The FT has reported that:
Donald Trump’s anti-trade stance has been blasted by a pillar of the corporate establishment in an attack reflecting growing alarm in business over the property mogul’s dominance in the Republican presidential race.
Jim McNerney, a former top executive at Boeing, 3M and General Electric, said on Tuesday that Mr Trump’s hostility to international trade posed a serious threat to US prosperity.
In another article the FT has suggested that three commissioned surveys by economic forecasters all showed that it was likely that Brexit would impose considerable costs on the UK.
The argument is essentially the same in both cases: it is that voting for something not endorsed by the wisdom of an elite will cost a great deal. And I suspect that, if anything, this will encourage those determined to vote Trump and Brexit to do just that.
I really do not think most people anywhere close to that elite have any clue how far their lives are removed from the reality of living in the US or UK.
It has taken an article by Aditya Chakrabortty in the Guardian this morning to point out that fights about payments to those with disabilities are about real people’s lives, not what happens to George Osborne.
Despite that obvious fact we had George Osborne saying to the Commons yesterday that he may have made a mistake but he was not going to say sorry: his contempt – the contempt that let him demand the cuts in the first place – was apparent. Indifference was writ large over all he said.
It is an indifference based on a belief that people think there is no alternative to what they are being offered: that those in power think they are the pinnacle of achievement and we should be grateful to them. It is belief that also thinks that the system of power we have is the only one available. Martin Wolf succumbs to that in the FT today, saying:
It is hard, though, to believe that an innovative and outward-looking China can be contained indefinitely within the straitjacket of an all-powerful party-state. Its political institutions must surely move beyond the “democratic centralism” invented by Vladimir Lenin a century ago.

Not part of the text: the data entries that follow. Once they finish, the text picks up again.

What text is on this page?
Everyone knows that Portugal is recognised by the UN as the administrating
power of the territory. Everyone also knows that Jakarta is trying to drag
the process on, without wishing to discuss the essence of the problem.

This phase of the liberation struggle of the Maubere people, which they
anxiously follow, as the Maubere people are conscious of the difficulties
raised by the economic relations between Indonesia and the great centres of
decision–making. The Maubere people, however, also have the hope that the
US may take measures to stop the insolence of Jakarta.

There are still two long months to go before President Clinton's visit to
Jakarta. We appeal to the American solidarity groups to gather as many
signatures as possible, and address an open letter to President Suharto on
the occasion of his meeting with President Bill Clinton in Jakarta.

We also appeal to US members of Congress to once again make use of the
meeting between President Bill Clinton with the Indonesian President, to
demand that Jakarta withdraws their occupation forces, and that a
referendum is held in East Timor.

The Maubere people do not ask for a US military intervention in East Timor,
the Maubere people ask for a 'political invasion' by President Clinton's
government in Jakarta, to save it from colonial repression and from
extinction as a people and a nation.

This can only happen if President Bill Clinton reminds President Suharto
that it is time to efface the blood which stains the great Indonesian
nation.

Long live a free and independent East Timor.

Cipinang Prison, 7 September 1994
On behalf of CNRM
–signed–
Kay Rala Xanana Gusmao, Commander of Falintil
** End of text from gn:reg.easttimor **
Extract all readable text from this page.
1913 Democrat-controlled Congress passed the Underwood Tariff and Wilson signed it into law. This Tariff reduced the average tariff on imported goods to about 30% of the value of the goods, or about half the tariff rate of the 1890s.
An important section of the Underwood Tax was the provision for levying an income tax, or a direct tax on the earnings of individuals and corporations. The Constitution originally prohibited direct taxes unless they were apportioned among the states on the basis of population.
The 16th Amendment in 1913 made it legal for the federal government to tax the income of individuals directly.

And yet we have an increasingly centralised system of power in the UK, and elsewhere. Only yesterday, in another gesture that shows the arrogance of those in office in the UK, it was decided that the UK’s opposition parties could keep the funding they need to ensure that they can at least try to provide an effective opposition to the government. But make no mistake, the threat of withdrawing 28% of their funding was deliberate: it was to make them feel like supplicants and to remind them that they are funded by the grace of the government alone. The elite shall rule.
As it will in the country’s universities. In another FT article the issue of gagging of university researchers at the whim of the Cabinet Office, to which I have referred here, is addressed. I suspect that like opposition party funding this will be reversed in some way but the threat will remain: self censorship will become the norm. The elite will have their way. The threat will be enough to achieve the goal.
And to come back to the issue with which I started this post, this is precisely why so many will vote Brexit and for Trump. They almost certainly do not want either really. But they are deeply alienated by an elite whose every uttering is no longer trusted, and with some reason, which is what the IDS resignation’s real significance is, for it shows that there was a cold hearted cynicism at the centre of the cuts that were supposedly such difficult decisions to make.
Until that elite – the 1% as it is called – realise just how strong this distrust is then they will not realise the risk that we face, and the backlash that they might unleash.
I do not want Trump.
I do not want Brexit.
I would like wise heads to prevail.
I would like democracy to be restored to its rightful place.
I want freedom of speech.
I want government that genuinely seeks to act in the interests of all people, and most especially those in need.
But we are not getting that type of government. We are getting small minded, oppressive, indifferent government in the interests of a few who aren’t even wise enough to see the risk in doing that.
Is it really surprising that as a consequence people are saying they have had enough?
It really is time for the elite – from wherever it comes – to realise that. And act. People have had enough. And the mechanism they might use to say so has very grave consequences, way beyond the short term.